For the Love of Dixie (Kings of Chaos 3)
Page 33
“Anyone who talks like that about you should expect to get their head taken off,” I say unrepentantly.
“You can’t fight the whole world. There will always be someone who doesn’t approve of us.”
“I suggest they learn to do it silently. This is as much your home as it is mine. Why should you walk around trying to avoid landmines you didn’t even place?” I seethe. I’m never going to feel like I’ve made up for the way things went down between us.
“That’s like saying life’s not fair. We know that. No use stating the obvious.”
Her droll tone makes me laugh. The release cracks the shell of anger engulfing me. “You got a point.”
“I usually do. Now calm your ass down, go in there, make nice, and come home to me in one piece. Don’t let them fuck up what you worked so hard to build. Keep your standing with Stone good, and it’ll sway him toward you. The only way to be victorious over Mouth, is to beat him at his own game.”
“And how do we do that?”
“We make him show his ass. The minute he lets Stone see his hate is more important than the Kings, he’s out of there.”
“And you think he’ll take it that far?” I ask, trying not to reveal how skeptical I am.
“What he feels isn’t rational. He’ll put everything on the line eventually, to try to end us. Trust me, I’m a doctor…well okay, not a doctor, but a licensed psychologist.”
“Good enough for me, babe,” I say, feeling a million times lighter. “I think I’m ready to go in and do what I need to do now.”
“Call me if you need me.”
The words are everything I never thought I’d hear again. “I will. Love you, girl.”
“Love you, too, Echo.”
Chapter Six
Dixie Rose
Past
I push the heavy door to the clubhouse open and run down the hall to the bathroom. My bladder is fit to bursting. My shoes pound over the floor as I skid to a halt in front of the door, push it open, shut it, turn the lock, and rush over to the toilet. I use the one in Stone’s office, like my dad told me to. It’s the one that’s always clean. Shoving down my underwear and shorts, I plop down and sigh. I lost track of time playing with the other kids. I love get-togethers. There’s always plenty of food, and I get to see everyone. Usually, it’s just me, Blue, Joel, Calla, and baby Shayne. Finishing up, I wash my hands and leave the office. I enter the hallway and freeze.
He’s there waiting for me at the end of the hallway.

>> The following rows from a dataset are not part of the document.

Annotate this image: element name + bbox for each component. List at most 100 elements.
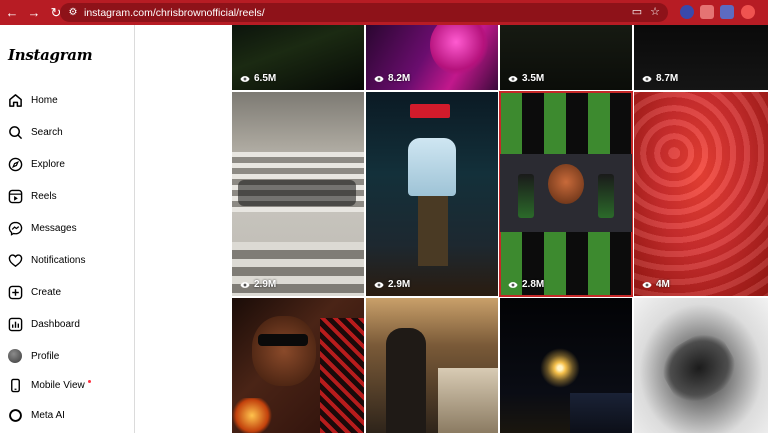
sidebar-item-label: Create bbox=[31, 286, 62, 298]
sidebar-item-home[interactable]: Home bbox=[0, 86, 134, 114]
forward-arrow-icon[interactable]: → bbox=[24, 3, 44, 23]
view-count-text: 2.9M bbox=[388, 279, 411, 290]
pink-shape bbox=[430, 25, 488, 75]
sidebar-item-label: Meta AI bbox=[31, 409, 65, 421]
browser-toolbar: ← → ↻ ⚙ instagram.com/chrisbrownofficial… bbox=[0, 0, 768, 25]
sidebar-item-profile[interactable]: Profile bbox=[0, 342, 134, 370]
view-count-text: 8.7M bbox=[656, 73, 679, 84]
url-text: instagram.com/chrisbrownofficial/reels/ bbox=[84, 6, 265, 19]
view-count-text: 6.5M bbox=[254, 73, 277, 84]
sidebar-item-label: Mobile View bbox=[31, 379, 85, 391]
view-count-text: 8.2M bbox=[388, 73, 411, 84]
jacket-pattern bbox=[320, 318, 364, 433]
reel-tile[interactable]: 2.9M bbox=[366, 92, 498, 296]
sidebar-item-label: Dashboard bbox=[31, 318, 80, 330]
view-count-text: 2.9M bbox=[254, 279, 277, 290]
instagram-logo[interactable]: Instagram bbox=[8, 46, 93, 64]
back-arrow-icon[interactable]: ← bbox=[2, 3, 22, 23]
red-texture bbox=[634, 92, 768, 296]
sidebar-item-reels[interactable]: Reels bbox=[0, 182, 134, 210]
site-settings-icon[interactable]: ⚙ bbox=[64, 7, 82, 18]
person-silhouette bbox=[386, 328, 426, 433]
view-count: 2.9M bbox=[240, 279, 276, 290]
cabin-seats bbox=[438, 368, 498, 433]
meta-ai-ring-icon bbox=[7, 407, 23, 423]
reel-tile[interactable]: 8.7M bbox=[634, 25, 768, 90]
figure-legs bbox=[418, 196, 448, 266]
sidebar-item-label: Home bbox=[31, 94, 58, 106]
sidebar: Instagram Home Search Explore Reels Mess… bbox=[0, 25, 135, 433]
product-can-left bbox=[518, 174, 534, 218]
extension-icon-4[interactable] bbox=[741, 5, 755, 19]
avatar bbox=[8, 349, 22, 363]
sidebar-item-label: Messages bbox=[31, 222, 77, 234]
reel-tile[interactable] bbox=[366, 298, 498, 433]
create-plus-icon bbox=[7, 284, 23, 300]
reel-tile-selected[interactable]: 2.8M bbox=[499, 91, 633, 297]
bookmark-star-icon[interactable]: ☆ bbox=[650, 5, 660, 18]
compass-icon bbox=[7, 156, 23, 172]
view-count: 8.7M bbox=[642, 73, 678, 84]
face bbox=[252, 316, 316, 386]
neon-sign bbox=[410, 104, 450, 118]
view-count: 2.9M bbox=[374, 279, 410, 290]
sidebar-item-search[interactable]: Search bbox=[0, 118, 134, 146]
eye-icon bbox=[508, 281, 518, 288]
eye-icon bbox=[240, 281, 250, 288]
sidebar-item-notifications[interactable]: Notifications bbox=[0, 246, 134, 274]
heart-icon bbox=[7, 252, 23, 268]
cast-icon[interactable]: ▭ bbox=[632, 5, 642, 18]
eye-icon bbox=[642, 281, 652, 288]
view-count: 2.8M bbox=[508, 279, 544, 290]
face bbox=[548, 164, 584, 204]
reels-grid: 6.5M 8.2M 3.5M 8.7M 2.9M 2.9M 2.8M 4M bbox=[232, 25, 768, 433]
view-count: 6.5M bbox=[240, 73, 276, 84]
reel-tile[interactable]: 8.2M bbox=[366, 25, 498, 90]
eye-icon bbox=[374, 281, 384, 288]
notification-dot bbox=[87, 379, 91, 383]
sidebar-item-meta-ai[interactable]: Meta AI bbox=[0, 401, 134, 429]
view-count-text: 2.8M bbox=[522, 279, 545, 290]
skyline bbox=[570, 393, 632, 433]
sunglasses bbox=[258, 334, 308, 346]
reel-tile[interactable]: 6.5M bbox=[232, 25, 364, 90]
reel-tile[interactable] bbox=[500, 298, 632, 433]
extension-icon-2[interactable] bbox=[700, 5, 714, 19]
sidebar-item-dashboard[interactable]: Dashboard bbox=[0, 310, 134, 338]
figure-shirt bbox=[408, 138, 456, 196]
flame-glow bbox=[232, 398, 272, 433]
reel-tile[interactable]: 2.9M bbox=[232, 92, 364, 296]
sidebar-item-mobile-view[interactable]: Mobile View bbox=[0, 371, 134, 399]
sidebar-item-messages[interactable]: Messages bbox=[0, 214, 134, 242]
view-count-text: 3.5M bbox=[522, 73, 545, 84]
sidebar-item-label: Reels bbox=[31, 190, 57, 202]
dashboard-chart-icon bbox=[7, 316, 23, 332]
search-icon bbox=[7, 124, 23, 140]
motion-blur-figure bbox=[653, 324, 745, 412]
phone-icon bbox=[7, 377, 23, 393]
address-bar[interactable]: ⚙ instagram.com/chrisbrownofficial/reels… bbox=[60, 3, 668, 22]
sidebar-item-label: Search bbox=[31, 126, 63, 138]
sidebar-item-label: Notifications bbox=[31, 254, 86, 266]
reel-tile[interactable]: 4M bbox=[634, 92, 768, 296]
reel-tile[interactable] bbox=[232, 298, 364, 433]
view-count-text: 4M bbox=[656, 279, 670, 290]
view-count: 8.2M bbox=[374, 73, 410, 84]
profile-avatar-wrap bbox=[7, 348, 23, 364]
sidebar-item-label: Profile bbox=[31, 350, 60, 362]
product-can-right bbox=[598, 174, 614, 218]
eye-icon bbox=[240, 75, 250, 82]
sidebar-item-explore[interactable]: Explore bbox=[0, 150, 134, 178]
reel-tile[interactable]: 3.5M bbox=[500, 25, 632, 90]
extension-icon-1[interactable] bbox=[680, 5, 694, 19]
extension-icon-3[interactable] bbox=[720, 5, 734, 19]
sidebar-item-create[interactable]: Create bbox=[0, 278, 134, 306]
sidebar-item-label: Explore bbox=[31, 158, 65, 170]
eye-icon bbox=[642, 75, 652, 82]
reel-tile[interactable] bbox=[634, 298, 768, 433]
graffiti-logo bbox=[238, 180, 356, 206]
eye-icon bbox=[508, 75, 518, 82]
messenger-icon bbox=[7, 220, 23, 236]
eye-icon bbox=[374, 75, 384, 82]
reels-icon bbox=[7, 188, 23, 204]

My heart speeds, my palms sweat, and my tummy aches. Daddy says I can trust all the Kings of Chaos brothers, but I don’t like him. He looks at me funny and says mean things when no one else is around. I told my daddy once, and they got into a fight. Stone didn’t like that. He’s the boss, and what he says goes. I don’t want to get Daddy in trouble, so I stopped tattling. “No one likes a snitch, Dixie Rose, remember that.” My father’s words stand out in my mind clearly.
My lower lip trembles.
His lips stretch into a smile.
It should make me feel nice, but it doesn’t. I shove my hands in my pockets and begin the trek down the hallway that I swear has gotten longer.
“Well, if it isn’t the darkie, who likes to pretend she belongs here.”
I dig my fingernails into my palms. Be brave. I don’t know what to say, so I look at the ground and walk faster.
“One day, they’re going to wake up and realize what I already know. You don’t belong here, little girl.”
I shove the door open and run out into the sunshine. Is he right? Will they all start to hate me like he does? I wrap my arms around my waist. If it wasn’t true, why would Mouth say it? Confused, and sad, I wander through the club looking for my dad. On the way, I realize no one else in my family looks like me. How can I belong when I so clearly stand out like a sore thumb? I look at my skin, and wish I could change my color to fit in.
~~
Present
I wake up and shudder as I scramble to take myself away from the first moment I betrayed myself and fed into Mouth’s lies. My skin is dappled in sweat. I push the sticky sheets away from my body and slowly ease into a sitting position. They’re back. The dreams once stole away the majority of my sleep. I should’ve known they would return. Running my hand through my hair I take a deep breath.